The Central Asian state's once-booming financial sector was hit hard by the global crisis with four lenders going into default last year citing asset quality problems and, in some cases, management fraud.
The region's largest economy briefly slipped into recession last year as a result of the credit crunch and a slump in commodity prices, but the government sees it growing by 1.5-2.0 percent this year.
"As a positive sign, we see that the key problems have been exposed and we see a sharp deceleration of bad loan growth," S&P banking analyst Ekaterina Trofimova said in an interview.
"In 2010 we expect to see a sustainable change in the asset quality dynamics which will start to improve."
This will enable banks to grow their aggregate loan books by five to 10 percent and may allow some lenders to report profits this year, although the sector as a whole will remain stressed, she said.

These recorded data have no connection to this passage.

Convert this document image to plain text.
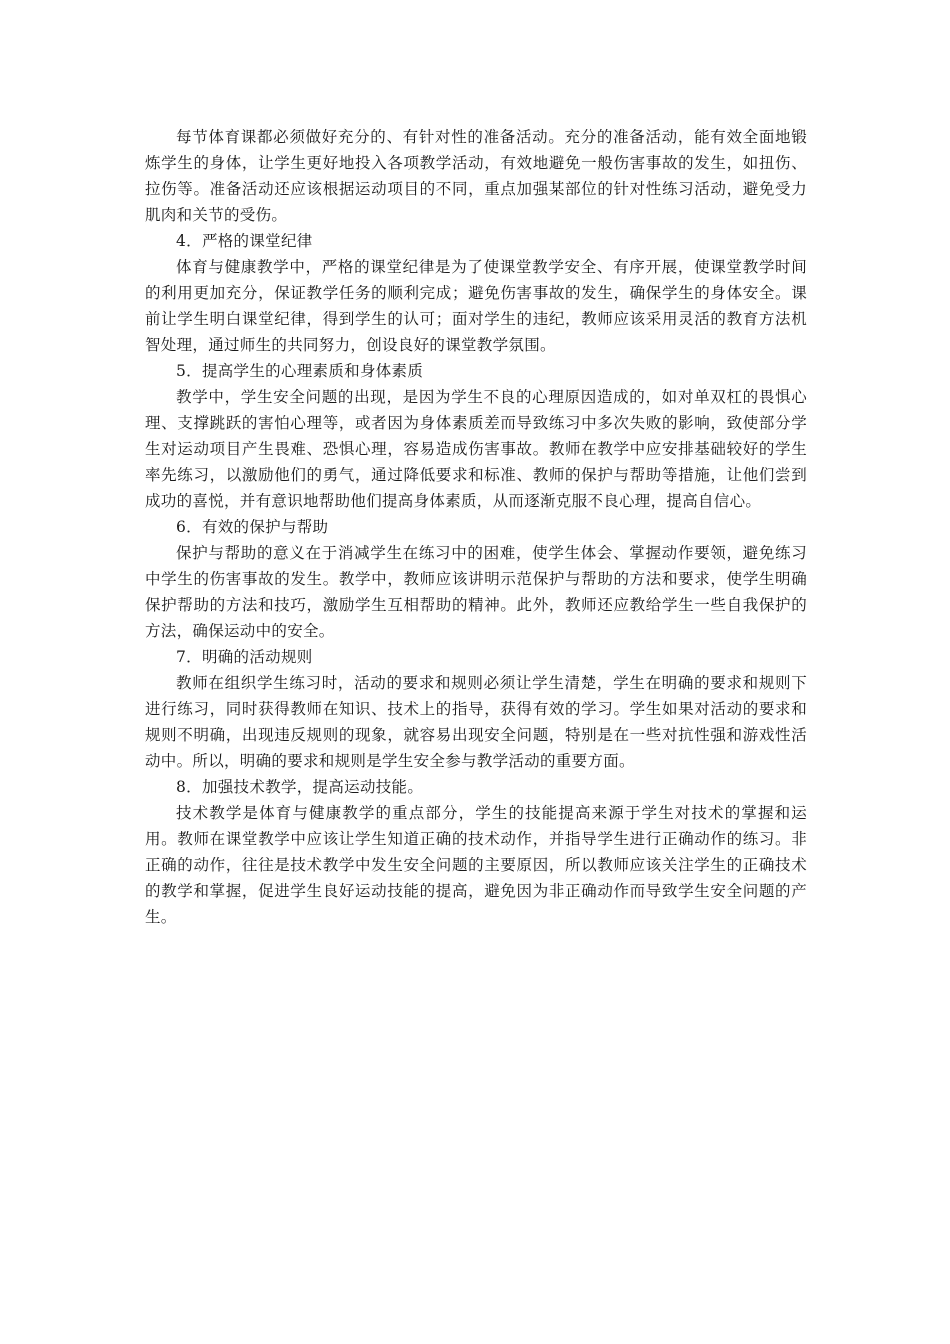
每节体育课都必须做好充分的、有针对性的准备活动。充分的准备活动，能有效全面地锻炼学生的身体，让学生更好地投入各项教学活动，有效地避免一般伤害事故的发生，如扭伤、拉伤等。准备活动还应该根据运动项目的不同，重点加强某部位的针对性练习活动，避免受力肌肉和关节的受伤。

4．严格的课堂纪律

体育与健康教学中，严格的课堂纪律是为了使课堂教学安全、有序开展，使课堂教学时间的利用更加充分，保证教学任务的顺利完成；避免伤害事故的发生，确保学生的身体安全。课前让学生明白课堂纪律，得到学生的认可；面对学生的违纪，教师应该采用灵活的教育方法机智处理，通过师生的共同努力，创设良好的课堂教学氛围。

5．提高学生的心理素质和身体素质

教学中，学生安全问题的出现，是因为学生不良的心理原因造成的，如对单双杠的畏惧心理、支撑跳跃的害怕心理等，或者因为身体素质差而导致练习中多次失败的影响，致使部分学生对运动项目产生畏难、恐惧心理，容易造成伤害事故。教师在教学中应安排基础较好的学生率先练习，以激励他们的勇气，通过降低要求和标准、教师的保护与帮助等措施，让他们尝到成功的喜悦，并有意识地帮助他们提高身体素质，从而逐渐克服不良心理，提高自信心。

6．有效的保护与帮助

保护与帮助的意义在于消减学生在练习中的困难，使学生体会、掌握动作要领，避免练习中学生的伤害事故的发生。教学中，教师应该讲明示范保护与帮助的方法和要求，使学生明确保护帮助的方法和技巧，激励学生互相帮助的精神。此外，教师还应教给学生一些自我保护的方法，确保运动中的安全。

7．明确的活动规则

教师在组织学生练习时，活动的要求和规则必须让学生清楚，学生在明确的要求和规则下进行练习，同时获得教师在知识、技术上的指导，获得有效的学习。学生如果对活动的要求和规则不明确，出现违反规则的现象，就容易出现安全问题，特别是在一些对抗性强和游戏性活动中。所以，明确的要求和规则是学生安全参与教学活动的重要方面。

8．加强技术教学，提高运动技能。

技术教学是体育与健康教学的重点部分，学生的技能提高来源于学生对技术的掌握和运用。教师在课堂教学中应该让学生知道正确的技术动作，并指导学生进行正确动作的练习。非正确的动作，往往是技术教学中发生安全问题的主要原因，所以教师应该关注学生的正确技术的教学和掌握，促进学生良好运动技能的提高，避免因为非正确动作而导致学生安全问题的产生。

"It is more likely that we will see more visible positive shifts in profitability not earlier than in 2011 which ... would be due to the recovery of provisions -- a process we expect will speed up by that time."
LOWER PROFITS
But stellar profits seen before 2007, a year when banks were hit by a liquidity crunch following the U.S. subprime mortgage meltdown, are unlikely to be seen again.
"Kazakh banks' fundamental profitability indicators at this new development stage would clearly be lower than during the pre-crisis boom," Trofimova said.
"This will happen, in particular, due to interest margin compression and higher expenses linked among other things to the changes in the banks' funding structure."
Kazakh regulators have said they will limit banks' foreign borrowing in the future and require them to rely more on domestic deposits, which are more costly than wholesale funding.
For those still interested in foreign borrowing, however, opportunities may already be out there.
"However surprising this may sound, but already since the second half of the fourth quarter of 2009 we see increasing interest from certain investors towards new Kazakh bank debts," Trofimova said.
"This has not resulted in any visible concrete deals but there is active 'probing' going on. On the other hand Kazakh banks themselves are not very eager to get involved in a new spiral of borrowing."
Kazakhstan's largest bank, BTA is still in the process of restructuring over $10 billion in debt along with three smaller local lenders, Alliance <ALLBq.L>, Temirbank <TEBN.KZ> and Astana Finance <ASFI.KZ>.